Ciclosporin: Modest increases in mean trough ciclosporin concentrations were observed following initiation of carvedilol treatment in 21 renal transplant patients suffering from chronic vascular rejection. In about 30% of patients, the dose of ciclosporin had to be reduced in order to maintain ciclosporin concentrations within the therapeutic range, while in the remainder no adjustment was needed. On average, the dose of ciclosporin was reduced about 20% in these patients. Due to wide interindividual variability in the dose adjustment required, it is recommended that ciclosporin concentrations be monitored closely after initiation of carvedilol therapy and that the dose of ciclosporin be adjusted as appropriate.

Verapamil, diltiazem or other antiarryhthmics: In combination with Carvedilol can increase the risk of AVconduction disturbances .

Pharmacodynamic interactions

Clonidine: Concomitant administration of clonidine with agents with beta-blocking properties may potentiate blood pressure and heart rate lowering effects. When concomitant treatment with agents with beta-blocking properties and clonidine is to be terminated, the beta-blocking agent should be discontinued first. Clonidine therapy can then be discontinued several days later by gradually decreasing the dosage.

Calcium channel blockers: Isolated cases of conduction disturbance (rarely with haemodynamic compromise) have been observed when Carvedilol and diltiazem were given concomitantly. As with other agents with beta-blocking properties, if carvedilol is to be administered orally with calcium channel blockers of the verapamil or diltiazem type, it is recommended that ECG and blood pressure be monitored. As with other agents with beta-blocking activity, Carvedilol may potentiate the effect of other concomitantly administered drugs that are anti-hypertensive in action (e.g. alpha1-receptor antagonists) or have hypotension as part of their adverse effect profile.
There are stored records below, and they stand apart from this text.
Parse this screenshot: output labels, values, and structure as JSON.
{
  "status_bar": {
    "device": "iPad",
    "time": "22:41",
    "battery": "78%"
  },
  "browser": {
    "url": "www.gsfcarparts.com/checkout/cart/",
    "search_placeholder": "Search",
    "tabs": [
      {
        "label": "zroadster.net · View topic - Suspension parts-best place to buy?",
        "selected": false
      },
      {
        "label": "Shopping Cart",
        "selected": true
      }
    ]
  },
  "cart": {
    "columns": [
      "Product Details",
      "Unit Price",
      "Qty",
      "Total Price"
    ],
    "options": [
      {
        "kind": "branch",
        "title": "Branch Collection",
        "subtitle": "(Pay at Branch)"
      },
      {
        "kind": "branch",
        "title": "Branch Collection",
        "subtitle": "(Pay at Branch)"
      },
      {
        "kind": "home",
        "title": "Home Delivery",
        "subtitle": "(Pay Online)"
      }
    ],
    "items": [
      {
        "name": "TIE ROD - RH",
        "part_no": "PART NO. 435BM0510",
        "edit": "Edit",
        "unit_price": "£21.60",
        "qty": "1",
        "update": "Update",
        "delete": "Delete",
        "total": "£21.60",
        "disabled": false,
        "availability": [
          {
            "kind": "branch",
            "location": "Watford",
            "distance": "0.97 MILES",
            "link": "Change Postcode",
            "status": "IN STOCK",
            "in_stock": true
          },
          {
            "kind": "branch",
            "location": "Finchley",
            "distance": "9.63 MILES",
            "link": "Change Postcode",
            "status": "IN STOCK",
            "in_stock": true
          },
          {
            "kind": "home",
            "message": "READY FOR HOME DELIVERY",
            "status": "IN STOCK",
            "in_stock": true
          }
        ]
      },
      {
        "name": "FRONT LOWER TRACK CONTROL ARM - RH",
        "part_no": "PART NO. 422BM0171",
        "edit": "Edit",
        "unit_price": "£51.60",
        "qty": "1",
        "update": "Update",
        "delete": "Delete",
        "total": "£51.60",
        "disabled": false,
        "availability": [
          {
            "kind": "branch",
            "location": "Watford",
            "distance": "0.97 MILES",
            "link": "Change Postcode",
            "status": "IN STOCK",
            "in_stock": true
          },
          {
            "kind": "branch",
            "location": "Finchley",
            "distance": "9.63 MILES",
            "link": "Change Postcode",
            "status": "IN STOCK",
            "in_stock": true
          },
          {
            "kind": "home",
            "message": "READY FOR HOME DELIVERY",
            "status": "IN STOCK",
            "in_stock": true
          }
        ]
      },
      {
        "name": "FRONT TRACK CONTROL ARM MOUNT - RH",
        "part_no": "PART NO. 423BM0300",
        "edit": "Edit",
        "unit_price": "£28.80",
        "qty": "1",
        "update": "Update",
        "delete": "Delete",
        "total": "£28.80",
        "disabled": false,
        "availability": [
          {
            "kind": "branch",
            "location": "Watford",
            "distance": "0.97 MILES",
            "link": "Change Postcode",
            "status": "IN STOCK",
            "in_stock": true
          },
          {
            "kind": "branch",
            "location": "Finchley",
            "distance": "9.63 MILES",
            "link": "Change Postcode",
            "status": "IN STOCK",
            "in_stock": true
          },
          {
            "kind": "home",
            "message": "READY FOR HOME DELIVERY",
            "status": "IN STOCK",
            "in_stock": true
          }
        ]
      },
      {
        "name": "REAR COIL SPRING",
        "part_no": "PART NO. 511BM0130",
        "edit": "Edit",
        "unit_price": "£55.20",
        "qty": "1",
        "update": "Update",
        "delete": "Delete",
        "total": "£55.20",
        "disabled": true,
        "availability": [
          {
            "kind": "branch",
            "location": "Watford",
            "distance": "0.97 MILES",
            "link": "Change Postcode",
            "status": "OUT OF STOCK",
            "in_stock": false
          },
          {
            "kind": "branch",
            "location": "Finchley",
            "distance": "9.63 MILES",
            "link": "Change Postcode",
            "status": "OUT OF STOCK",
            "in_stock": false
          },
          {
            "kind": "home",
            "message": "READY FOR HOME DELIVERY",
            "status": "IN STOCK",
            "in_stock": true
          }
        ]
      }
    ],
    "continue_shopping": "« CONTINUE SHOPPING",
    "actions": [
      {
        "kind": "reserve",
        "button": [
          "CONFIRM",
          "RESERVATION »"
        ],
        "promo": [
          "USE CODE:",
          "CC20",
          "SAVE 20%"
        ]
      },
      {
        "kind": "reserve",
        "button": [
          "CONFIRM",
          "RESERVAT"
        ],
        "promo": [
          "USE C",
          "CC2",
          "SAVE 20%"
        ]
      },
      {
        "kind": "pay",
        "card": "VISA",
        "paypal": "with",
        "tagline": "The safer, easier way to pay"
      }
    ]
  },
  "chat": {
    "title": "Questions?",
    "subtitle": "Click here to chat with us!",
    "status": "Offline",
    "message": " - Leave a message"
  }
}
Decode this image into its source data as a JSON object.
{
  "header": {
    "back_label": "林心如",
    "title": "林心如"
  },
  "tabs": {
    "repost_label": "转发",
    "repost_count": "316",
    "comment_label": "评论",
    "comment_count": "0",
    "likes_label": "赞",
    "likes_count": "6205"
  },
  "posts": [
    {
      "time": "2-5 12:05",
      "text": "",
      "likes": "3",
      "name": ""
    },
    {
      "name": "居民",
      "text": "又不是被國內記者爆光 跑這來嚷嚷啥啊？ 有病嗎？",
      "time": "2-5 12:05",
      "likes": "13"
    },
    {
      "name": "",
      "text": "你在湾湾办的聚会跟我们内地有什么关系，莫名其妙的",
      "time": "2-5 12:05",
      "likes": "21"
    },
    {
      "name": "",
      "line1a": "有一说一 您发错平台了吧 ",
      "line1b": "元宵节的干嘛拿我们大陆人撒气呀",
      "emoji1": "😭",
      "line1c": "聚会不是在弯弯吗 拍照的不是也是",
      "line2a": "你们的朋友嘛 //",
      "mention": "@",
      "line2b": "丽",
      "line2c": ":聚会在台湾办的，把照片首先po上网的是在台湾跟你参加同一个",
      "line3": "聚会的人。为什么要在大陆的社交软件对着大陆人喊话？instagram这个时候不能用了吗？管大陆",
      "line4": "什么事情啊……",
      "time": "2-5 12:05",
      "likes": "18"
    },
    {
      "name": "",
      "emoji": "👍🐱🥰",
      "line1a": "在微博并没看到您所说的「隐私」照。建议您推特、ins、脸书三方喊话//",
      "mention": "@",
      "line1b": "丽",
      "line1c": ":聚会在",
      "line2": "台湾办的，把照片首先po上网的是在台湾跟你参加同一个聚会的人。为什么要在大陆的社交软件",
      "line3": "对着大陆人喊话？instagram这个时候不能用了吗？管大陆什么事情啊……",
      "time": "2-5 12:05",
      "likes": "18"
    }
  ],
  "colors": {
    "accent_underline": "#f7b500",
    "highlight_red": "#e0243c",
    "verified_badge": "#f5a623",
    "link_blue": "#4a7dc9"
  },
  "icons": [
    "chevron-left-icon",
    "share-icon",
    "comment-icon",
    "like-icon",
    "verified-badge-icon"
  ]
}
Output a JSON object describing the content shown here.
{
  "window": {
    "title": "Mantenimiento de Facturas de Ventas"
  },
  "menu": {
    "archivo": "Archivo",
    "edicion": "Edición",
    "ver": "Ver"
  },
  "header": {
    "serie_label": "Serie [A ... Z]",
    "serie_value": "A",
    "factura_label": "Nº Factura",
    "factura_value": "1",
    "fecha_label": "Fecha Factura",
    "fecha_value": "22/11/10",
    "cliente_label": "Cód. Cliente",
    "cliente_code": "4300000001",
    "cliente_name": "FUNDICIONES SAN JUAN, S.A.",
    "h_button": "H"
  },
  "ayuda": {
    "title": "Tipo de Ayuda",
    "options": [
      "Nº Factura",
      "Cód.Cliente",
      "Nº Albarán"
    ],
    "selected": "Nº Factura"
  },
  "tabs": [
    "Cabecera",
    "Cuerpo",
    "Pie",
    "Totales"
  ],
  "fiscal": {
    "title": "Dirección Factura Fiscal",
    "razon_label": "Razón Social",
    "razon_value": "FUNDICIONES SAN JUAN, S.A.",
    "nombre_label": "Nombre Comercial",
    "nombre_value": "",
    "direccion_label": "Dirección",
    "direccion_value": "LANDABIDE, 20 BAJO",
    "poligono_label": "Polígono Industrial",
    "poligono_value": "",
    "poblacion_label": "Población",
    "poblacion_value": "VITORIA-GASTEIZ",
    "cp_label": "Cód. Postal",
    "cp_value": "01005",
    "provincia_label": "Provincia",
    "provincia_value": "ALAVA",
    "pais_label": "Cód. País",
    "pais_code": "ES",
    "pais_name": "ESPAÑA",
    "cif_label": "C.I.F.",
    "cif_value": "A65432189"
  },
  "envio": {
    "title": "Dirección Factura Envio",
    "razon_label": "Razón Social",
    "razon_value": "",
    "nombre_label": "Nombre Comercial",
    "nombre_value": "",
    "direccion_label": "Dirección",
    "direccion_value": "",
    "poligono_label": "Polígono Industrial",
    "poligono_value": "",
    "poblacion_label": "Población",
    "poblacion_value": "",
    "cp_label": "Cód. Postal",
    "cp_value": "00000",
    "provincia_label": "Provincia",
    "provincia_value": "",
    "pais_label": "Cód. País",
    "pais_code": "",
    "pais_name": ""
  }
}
Careful attention must be paid during anaesthesia to the synergistic negative inotropic and hypertensive effects of carvedilol and anaesthetic drugs.

Pregnancy and breast feeding

Pregnancy

There is no adequate clinical experience with carvedilol in pregnant women.

Animal studies are insufficient with respect to effects on pregnancy, embryonal/foetal development, parturition and postnatal development. The potential risk for humans is unknown.Carvedilol should not be used during pregnancy unless the potential benefit outweighs the potential risk.Beta blockers reduce placental perfusion, which may result in intrauterine foetal death, and immature and premature deliveries. In addition, adverse effects (especially hypoglycaemia and bradycardia) may occur in the foetus and neonate. There may be an increased risk of cardiac and pulmonary complications in the neonate in the postnatal period. Animal studies have not shown substantive evidence of teratogenicity with carvedilol

Lactation

Animal studies demonstrated that carvedilol or its metabolites are excreted in breast milk. It is not known whether carvedilol is excreted in breast milk. Breast feeding is therefore not recommended during administration of carvedilol.

Identification

White flat scored tablets.

Presentation

1 blister packet with 40 tablets in each and leaflet inserted in the cardboard box.

Expiry date

3 years. Do not use after the expiration date.

Storage conditions

Store at a room temperature (15-250C), in a dry place, out of the reach of children. Protect from light.